Richie Incognito and Jonathan Martin have this much in common, at least -- neither of the hulking offensive linemen will likely be suiting up for the Miami Dolphins in next Monday night's NFL game against the Tampa Bay Buccaneers.
Whether either or both will ever play for the Dolphins again remains to be seen, but the reason for that appears as divergent as these two estranged teammates have become over the course of the season.
Martin, a second-year offensive tackle with a reputation as a soft-spoken introvert, abruptly left the Dolphins on Oct. 28 reportedly to seek help for some unspecified emotional issues. Soon enough, widespread speculation pinned Martin's sudden departure on harassment and threats from teammates.
That's a difficult scenario for most of us -- the non-NFL lineman sized majority, at least -- to comprehend. Martin is 6 feet, 5 inches tall and weighs 312 pounds. Who in their right mind would threaten this guy?

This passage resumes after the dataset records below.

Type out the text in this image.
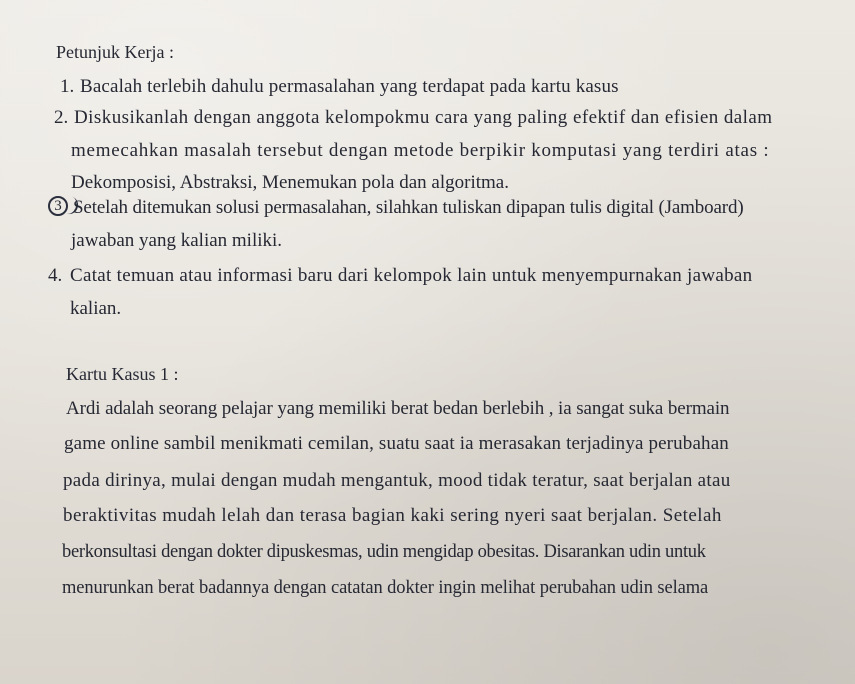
Petunjuk Kerja :
1. Bacalah terlebih dahulu permasalahan yang terdapat pada kartu kasus
2. Diskusikanlah dengan anggota kelompokmu cara yang paling efektif dan efisien dalam
memecahkan masalah tersebut dengan metode berpikir komputasi yang terdiri atas :
Dekomposisi, Abstraksi, Menemukan pola dan algoritma.
3 Setelah ditemukan solusi permasalahan, silahkan tuliskan dipapan tulis digital (Jamboard)
jawaban yang kalian miliki.
4. Catat temuan atau informasi baru dari kelompok lain untuk menyempurnakan jawaban
kalian.
Kartu Kasus 1 :
Ardi adalah seorang pelajar yang memiliki berat bedan berlebih , ia sangat suka bermain
game online sambil menikmati cemilan, suatu saat ia merasakan terjadinya perubahan
pada dirinya, mulai dengan mudah mengantuk, mood tidak teratur, saat berjalan atau
beraktivitas mudah lelah dan terasa bagian kaki sering nyeri saat berjalan. Setelah
berkonsultasi dengan dokter dipuskesmas, udin mengidap obesitas. Disarankan udin untuk
menurunkan berat badannya dengan catatan dokter ingin melihat perubahan udin selama
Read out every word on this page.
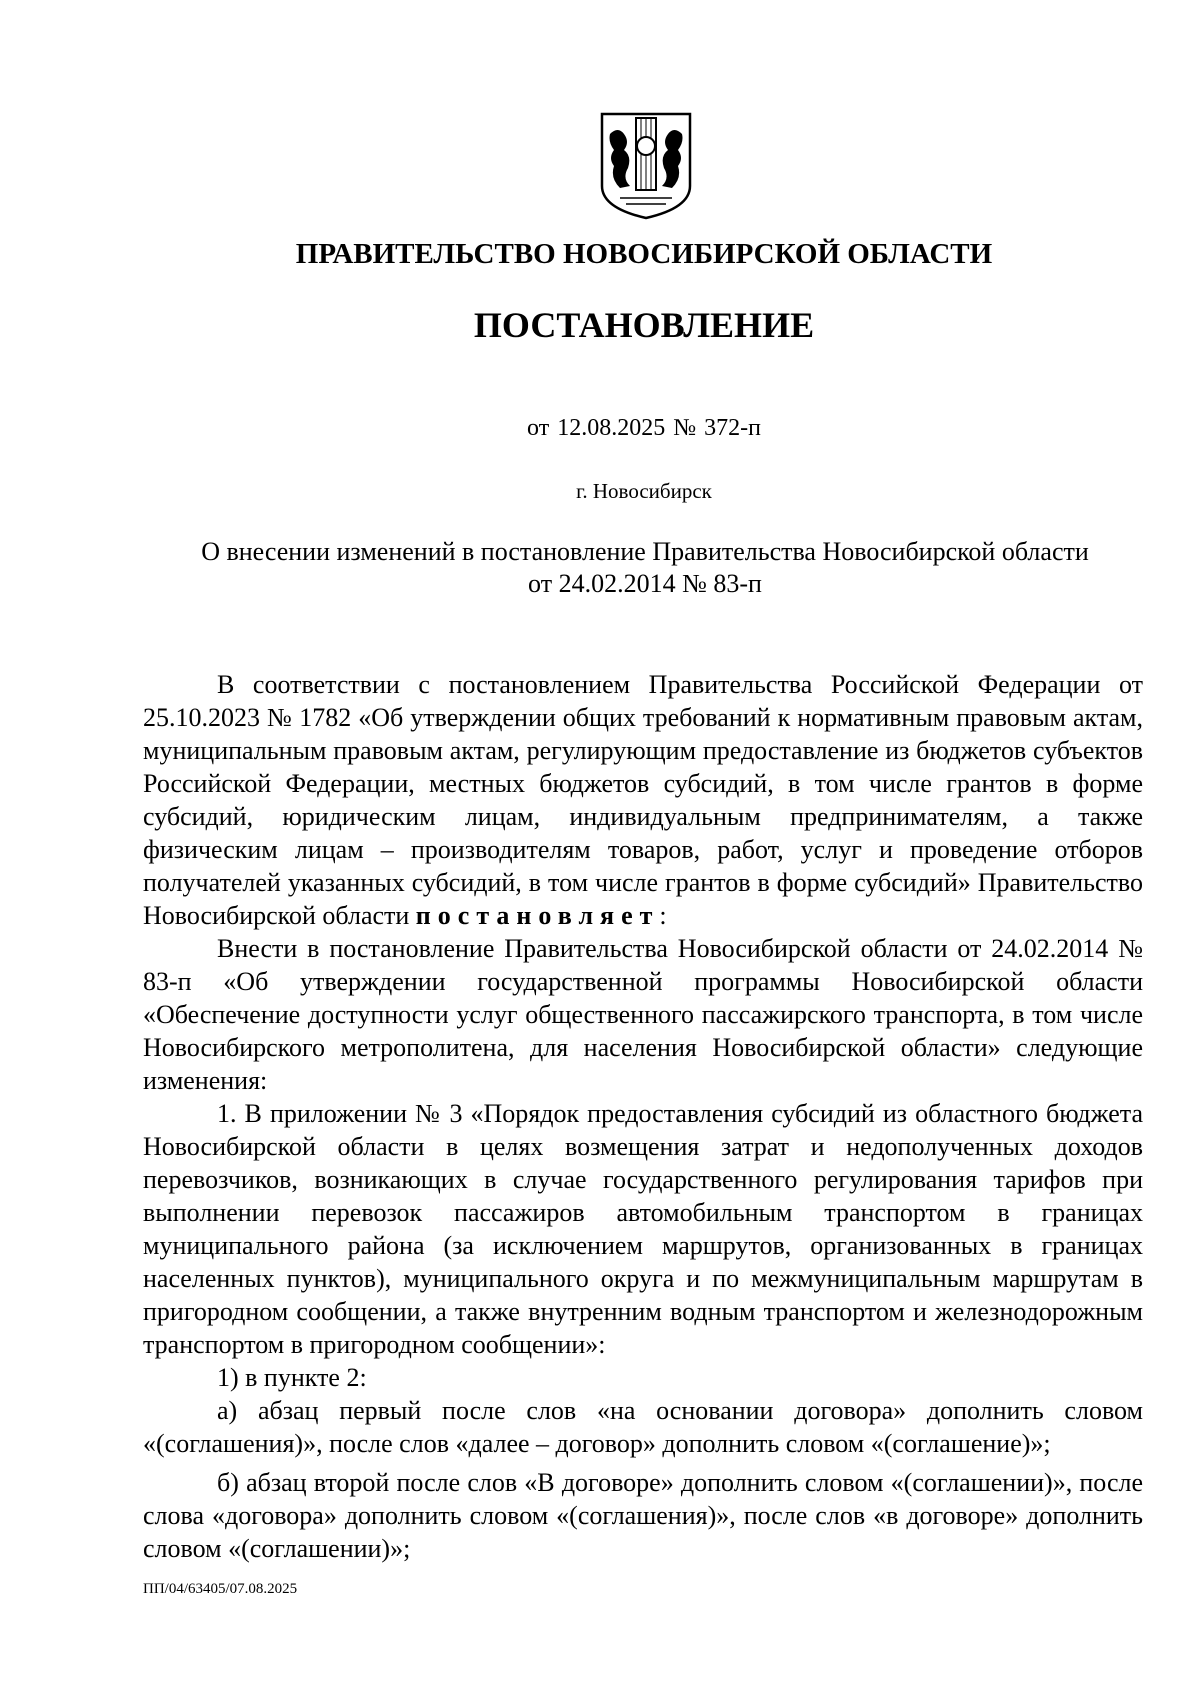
ПРАВИТЕЛЬСТВО НОВОСИБИРСКОЙ ОБЛАСТИ
ПОСТАНОВЛЕНИЕ
от 12.08.2025 № 372-п
г. Новосибирск
О внесении изменений в постановление Правительства Новосибирской области
от 24.02.2014 № 83-п

В соответствии с постановлением Правительства Российской Федерации от 25.10.2023 № 1782 «Об утверждении общих требований к нормативным правовым актам, муниципальным правовым актам, регулирующим предоставление из бюджетов субъектов Российской Федерации, местных бюджетов субсидий, в том числе грантов в форме субсидий, юридическим лицам, индивидуальным предпринимателям, а также физическим лицам – производителям товаров, работ, услуг и проведение отборов получателей указанных субсидий, в том числе грантов в форме субсидий» Правительство Новосибирской области постановляет:

Внести в постановление Правительства Новосибирской области от 24.02.2014 № 83-п «Об утверждении государственной программы Новосибирской области «Обеспечение доступности услуг общественного пассажирского транспорта, в том числе Новосибирского метрополитена, для населения Новосибирской области» следующие изменения:

1. В приложении № 3 «Порядок предоставления субсидий из областного бюджета Новосибирской области в целях возмещения затрат и недополученных доходов перевозчиков, возникающих в случае государственного регулирования тарифов при выполнении перевозок пассажиров автомобильным транспортом в границах муниципального района (за исключением маршрутов, организованных в границах населенных пунктов), муниципального округа и по межмуниципальным маршрутам в пригородном сообщении, а также внутренним водным транспортом и железнодорожным транспортом в пригородном сообщении»:

1) в пункте 2:

а) абзац первый после слов «на основании договора» дополнить словом «(соглашения)», после слов «далее – договор» дополнить словом «(соглашение)»;

б) абзац второй после слов «В договоре» дополнить словом «(соглашении)», после слова «договора» дополнить словом «(соглашения)», после слов «в договоре» дополнить словом «(соглашении)»;

ПП/04/63405/07.08.2025
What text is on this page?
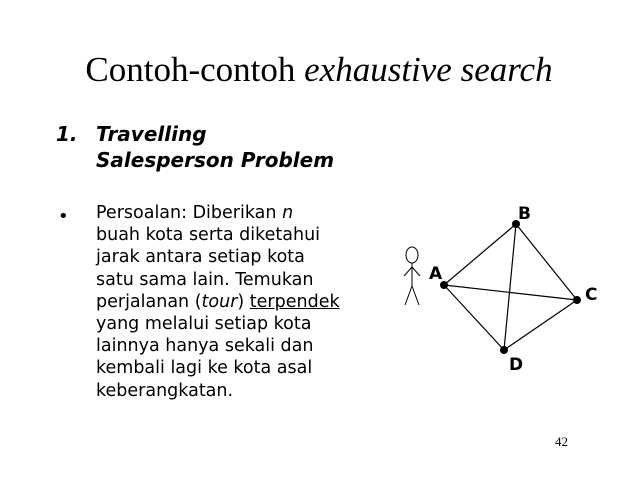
Contoh-contoh exhaustive search
1. Travelling
Salesperson Problem
• Persoalan: Diberikan n
buah kota serta diketahui
jarak antara setiap kota
satu sama lain. Temukan
perjalanan (tour) terpendek
yang melalui setiap kota
lainnya hanya sekali dan
kembali lagi ke kota asal
keberangkatan.
A
B
C
D
42
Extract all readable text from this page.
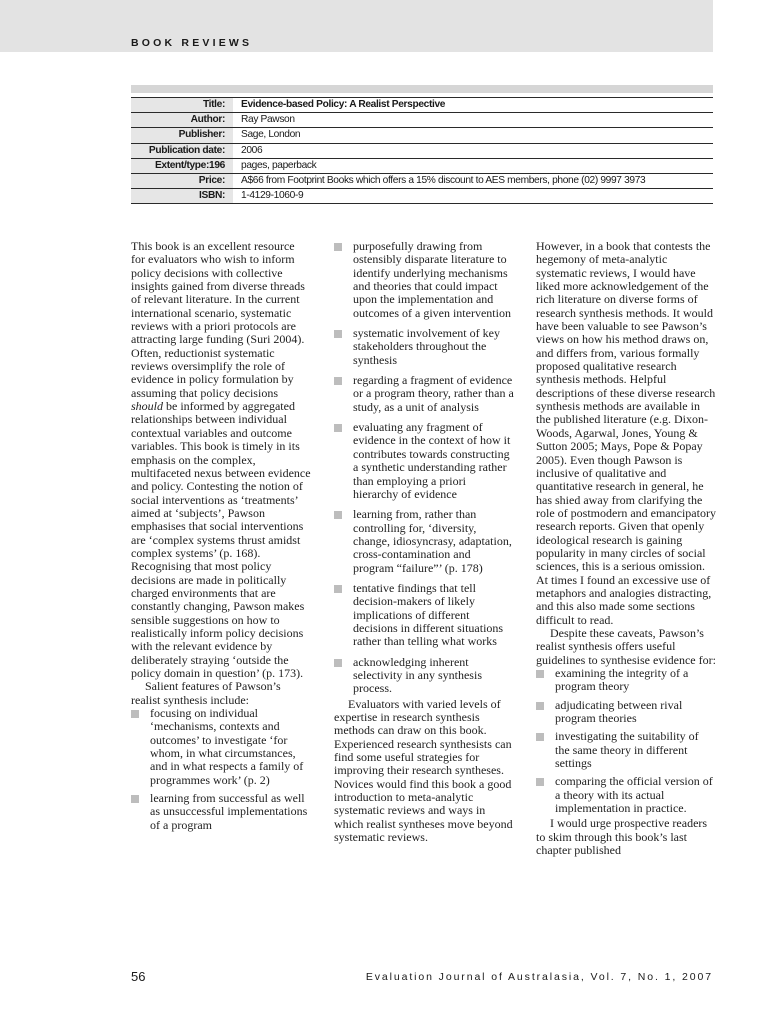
BOOK REVIEWS
Title:	Evidence-based Policy: A Realist Perspective
Author:	Ray Pawson
Publisher:	Sage, London
Publication date:	2006
Extent/type:196	pages, paperback
Price:	A$66 from Footprint Books which offers a 15% discount to AES members, phone (02) 9997 3973
ISBN:	1-4129-1060-9

This book is an excellent resource for evaluators who wish to inform policy decisions with collective insights gained from diverse threads of relevant literature. In the current international scenario, systematic reviews with a priori protocols are attracting large funding (Suri 2004). Often, reductionist systematic reviews oversimplify the role of evidence in policy formulation by assuming that policy decisions should be informed by aggregated relationships between individual contextual variables and outcome variables. This book is timely in its emphasis on the complex, multifaceted nexus between evidence and policy. Contesting the notion of social interventions as ‘treatments’ aimed at ‘subjects’, Pawson emphasises that social interventions are ‘complex systems thrust amidst complex systems’ (p. 168). Recognising that most policy decisions are made in politically charged environments that are constantly changing, Pawson makes sensible suggestions on how to realistically inform policy decisions with the relevant evidence by deliberately straying ‘outside the policy domain in question’ (p. 173).

Salient features of Pawson’s realist synthesis include:

focusing on individual ‘mechanisms, contexts and outcomes’ to investigate ‘for whom, in what circumstances, and in what respects a family of programmes work’ (p. 2)
learning from successful as well as unsuccessful implementations of a program
purposefully drawing from ostensibly disparate literature to identify underlying mechanisms and theories that could impact upon the implementation and outcomes of a given intervention
systematic involvement of key stakeholders throughout the synthesis
regarding a fragment of evidence or a program theory, rather than a study, as a unit of analysis
evaluating any fragment of evidence in the context of how it contributes towards constructing a synthetic understanding rather than employing a priori hierarchy of evidence
learning from, rather than controlling for, ‘diversity, change, idiosyncrasy, adaptation, cross-contamination and program “failure”’ (p. 178)
tentative findings that tell decision-makers of likely implications of different decisions in different situations rather than telling what works
acknowledging inherent selectivity in any synthesis process.

Evaluators with varied levels of expertise in research synthesis methods can draw on this book. Experienced research synthesists can find some useful strategies for improving their research syntheses. Novices would find this book a good introduction to meta-analytic systematic reviews and ways in which realist syntheses move beyond systematic reviews.

However, in a book that contests the hegemony of meta-analytic systematic reviews, I would have liked more acknowledgement of the rich literature on diverse forms of research synthesis methods. It would have been valuable to see Pawson’s views on how his method draws on, and differs from, various formally proposed qualitative research synthesis methods. Helpful descriptions of these diverse research synthesis methods are available in the published literature (e.g. Dixon-Woods, Agarwal, Jones, Young & Sutton 2005; Mays, Pope & Popay 2005). Even though Pawson is inclusive of qualitative and quantitative research in general, he has shied away from clarifying the role of postmodern and emancipatory research reports. Given that openly ideological research is gaining popularity in many circles of social sciences, this is a serious omission. At times I found an excessive use of metaphors and analogies distracting, and this also made some sections difficult to read.

Despite these caveats, Pawson’s realist synthesis offers useful guidelines to synthesise evidence for:

examining the integrity of a program theory
adjudicating between rival program theories
investigating the suitability of the same theory in different settings
comparing the official version of a theory with its actual implementation in practice.

I would urge prospective readers to skim through this book’s last chapter published

56	Evaluation Journal of Australasia, Vol. 7, No. 1, 2007
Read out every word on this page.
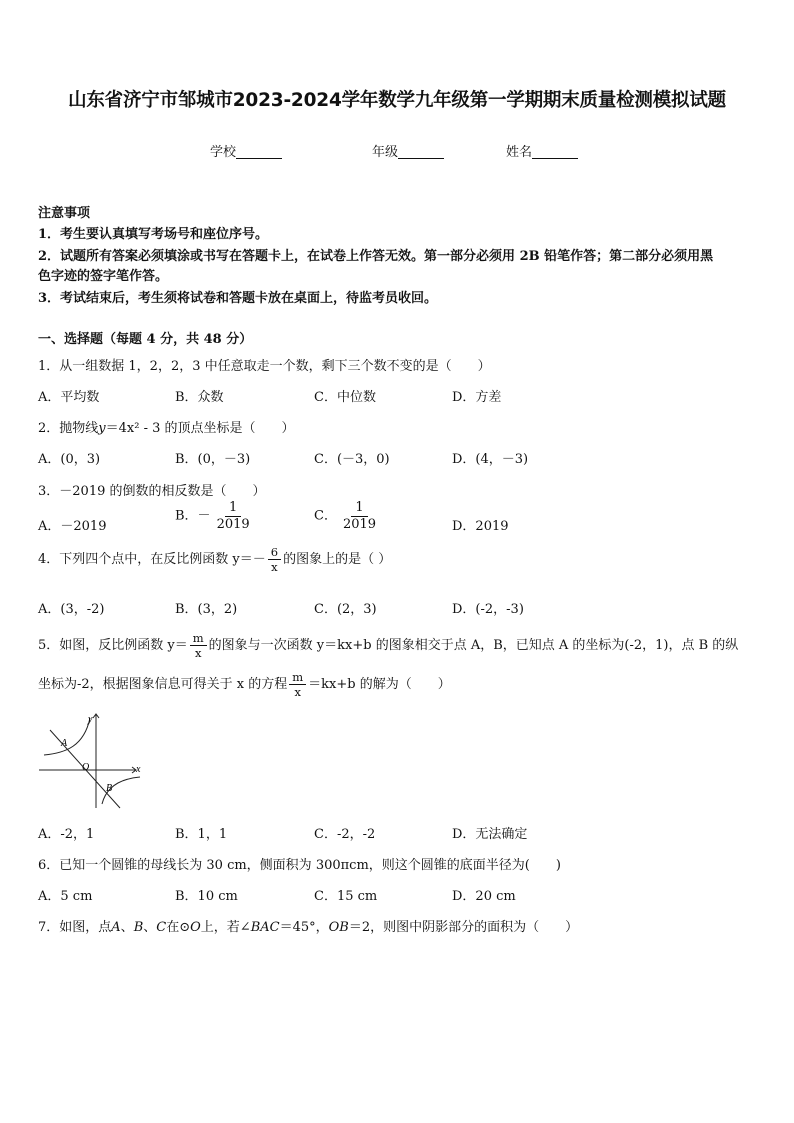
山东省济宁市邹城市2023-2024学年数学九年级第一学期期末质量检测模拟试题
学校	年级	姓名
注意事项
1．考生要认真填写考场号和座位序号。
2．试题所有答案必须填涂或书写在答题卡上，在试卷上作答无效。第一部分必须用 2B 铅笔作答；第二部分必须用黑
色字迹的签字笔作答。
3．考试结束后，考生须将试卷和答题卡放在桌面上，待监考员收回。
一、选择题（每题 4 分，共 48 分）
1．从一组数据 1，2，2，3 中任意取走一个数，剩下三个数不变的是（　　）
A．平均数	B．众数	C．中位数	D．方差
2．抛物线y＝4x² - 3 的顶点坐标是（　　）
A．(0，3)	B．(0，－3)	C．(－3，0)	D．(4，－3)
3．－2019 的倒数的相反数是（　　）
A．－2019
B．－ $\frac{1}{2019}$	C． $\frac{1}{2019}$	D．2019
4．下列四个点中，在反比例函数 $y=- \frac{6}{x}$ 的图象上的是（ ）
A．(3，-2)	B．(3，2)	C．(2，3)	D．(-2，-3)
5．如图，反比例函数 $y= \frac{m}{x}$ 的图象与一次函数 y＝kx+b 的图象相交于点 A，B，已知点 A 的坐标为(-2，1)，点 B 的纵
坐标为-2，根据图象信息可得关于 x 的方程 $\frac{m}{x} =kx+b$ 的解为（　　）
y
x
A
O
B
A．-2，1	B．1，1	C．-2，-2	D．无法确定
6．已知一个圆锥的母线长为 30 cm，侧面积为 300πcm，则这个圆锥的底面半径为(　　)
A．5 cm	B．10 cm	C．15 cm	D．20 cm
7．如图，点A、B、C在⊙O上，若∠BAC＝45°，OB＝2，则图中阴影部分的面积为（　　）
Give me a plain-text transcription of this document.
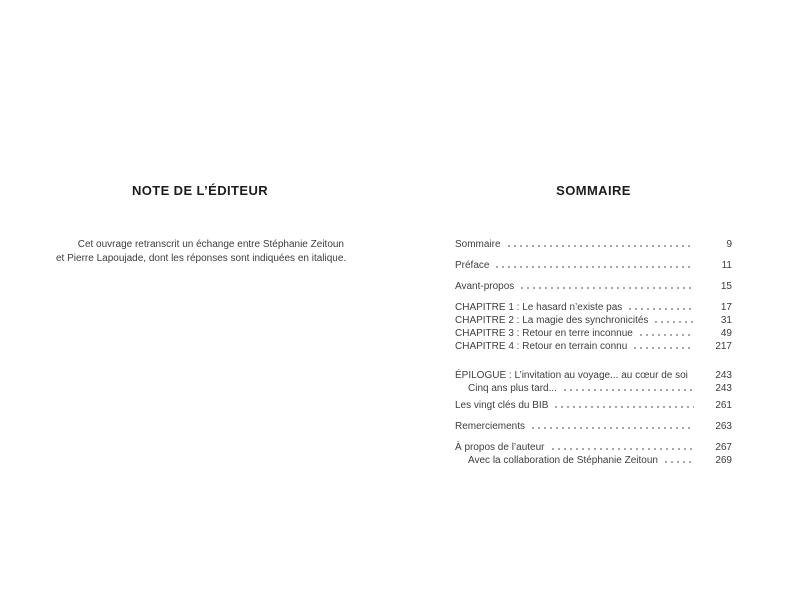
NOTE DE L’ÉDITEUR
Cet ouvrage retranscrit un échange entre Stéphanie Zeitoun
et Pierre Lapoujade, dont les réponses sont indiquées en italique.
SOMMAIRE
Sommaire	9
Préface	11
Avant-propos	15
CHAPITRE 1 : Le hasard n’existe pas	17
CHAPITRE 2 : La magie des synchronicités	31
CHAPITRE 3 : Retour en terre inconnue	49
CHAPITRE 4 : Retour en terrain connu	217
ÉPILOGUE : L’invitation au voyage... au cœur de soi	243
Cinq ans plus tard...	243
Les vingt clés du BIB	261
Remerciements	263
À propos de l’auteur	267
Avec la collaboration de Stéphanie Zeitoun	269
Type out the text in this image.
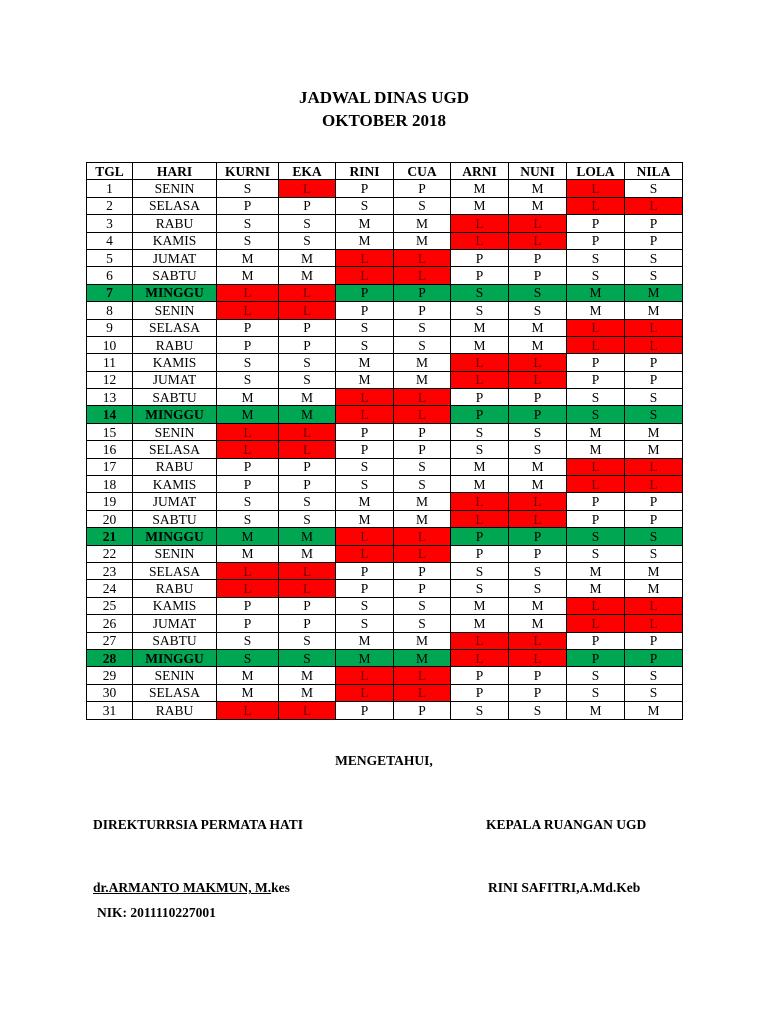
JADWAL DINAS UGD
OKTOBER 2018
TGL	HARI	KURNI	EKA	RINI	CUA	ARNI	NUNI	LOLA	NILA
1	SENIN	S	L	P	P	M	M	L	S
2	SELASA	P	P	S	S	M	M	L	L
3	RABU	S	S	M	M	L	L	P	P
4	KAMIS	S	S	M	M	L	L	P	P
5	JUMAT	M	M	L	L	P	P	S	S
6	SABTU	M	M	L	L	P	P	S	S
7	MINGGU	L	L	P	P	S	S	M	M
8	SENIN	L	L	P	P	S	S	M	M
9	SELASA	P	P	S	S	M	M	L	L
10	RABU	P	P	S	S	M	M	L	L
11	KAMIS	S	S	M	M	L	L	P	P
12	JUMAT	S	S	M	M	L	L	P	P
13	SABTU	M	M	L	L	P	P	S	S
14	MINGGU	M	M	L	L	P	P	S	S
15	SENIN	L	L	P	P	S	S	M	M
16	SELASA	L	L	P	P	S	S	M	M
17	RABU	P	P	S	S	M	M	L	L
18	KAMIS	P	P	S	S	M	M	L	L
19	JUMAT	S	S	M	M	L	L	P	P
20	SABTU	S	S	M	M	L	L	P	P
21	MINGGU	M	M	L	L	P	P	S	S
22	SENIN	M	M	L	L	P	P	S	S
23	SELASA	L	L	P	P	S	S	M	M
24	RABU	L	L	P	P	S	S	M	M
25	KAMIS	P	P	S	S	M	M	L	L
26	JUMAT	P	P	S	S	M	M	L	L
27	SABTU	S	S	M	M	L	L	P	P
28	MINGGU	S	S	M	M	L	L	P	P
29	SENIN	M	M	L	L	P	P	S	S
30	SELASA	M	M	L	L	P	P	S	S
31	RABU	L	L	P	P	S	S	M	M
MENGETAHUI,
DIREKTURRSIA PERMATA HATI	KEPALA RUANGAN UGD
dr.ARMANTO MAKMUN, M.kes	RINI SAFITRI,A.Md.Keb
NIK: 2011110227001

One player -- Incognito -- has been revealed so far as an alleged chief tormentor. And no, Incognito certainly doesn't seem to be in his right mind -- at all. Transcripts of Incognito's racial slurs and vile threats to Martin on voice mail and via text messaging paint the picture of a seriously unstable individual. Little wonder that the Dolphins suspended the veteran offensive guard indefinitely this week. Incognito has long been known as a dirty, nasty player on the field. It seems that attitude has extended to the locker room, as well.
It really shouldn't be surprising, but it is. Hazing is just a catch-all term for all types of bullying, humiliation and intimidation practiced for decades on many sports teams across the country. Younger players are subjected to all manner of degradations and expected to behave in a submissive role to the "veteran" players on the team -- those who elect to participate in the hazing, which isn't universal by any means. Often, it's a small core of older players who delight in the power granted in these unwritten rites of passage.
The level and intensity of hazing varies greatly, which is a large part of the problem. With unwritten rules, there is a tendency to lose sight of just where the line is with this sort of behavior. Playful teasing and menial tasks are one thing -- physical violence and emotional abuse are quite another. Proponents of hazing, such as there are, point out the positive team-building camaraderie these activities can promote. I've never agreed with or understood that point of view, to be honest -- how is demeaning and belittling your teammates, or worse, beneficial to team harmony?
Martin, who has yet to speak on the issue and has made no accusations that the alleged threats, insults and outright extortion were the reasons he left the team, nevertheless has taken a positive step by effectively saying, 'Enough is enough." Multiple media outlets have reported that bullying was indeed a factor, and Incognito's leaked correspondence certainly lends credence to that.
There is an element, within the NFL and across the fan base, which want to blame this issue on Martin's passivity. Be a man, stick up for yourself, with fists if necessary -- that's the mantra. Martin didn't do that, and shouldn't have to do that -- playing professional football is a job, and as with any job clear standards of behavior should be spelled out by the employer. The Dolphins, through ignorance or willful neglect, seem to have failed in this regard to provide a tolerable -- safe, even -- work environment for at least one of their players.
Suspending Incognito is a start; if the allegations are true, releasing him for good should be the next step, and with the reputation he's built as an unstable, possibly deranged individual, he should be hard-pressed to find a job anywhere. This type of sociopathic behavior would and should be a firing offense in any workplace, and the same should hold for an NFL team. Martin did the grown-up thing by not brawling -- Incognito and any other Dolphins guilty of intimidation and extortion should be exposed as the worst sort of children they apparently have been allowed to become in Miami.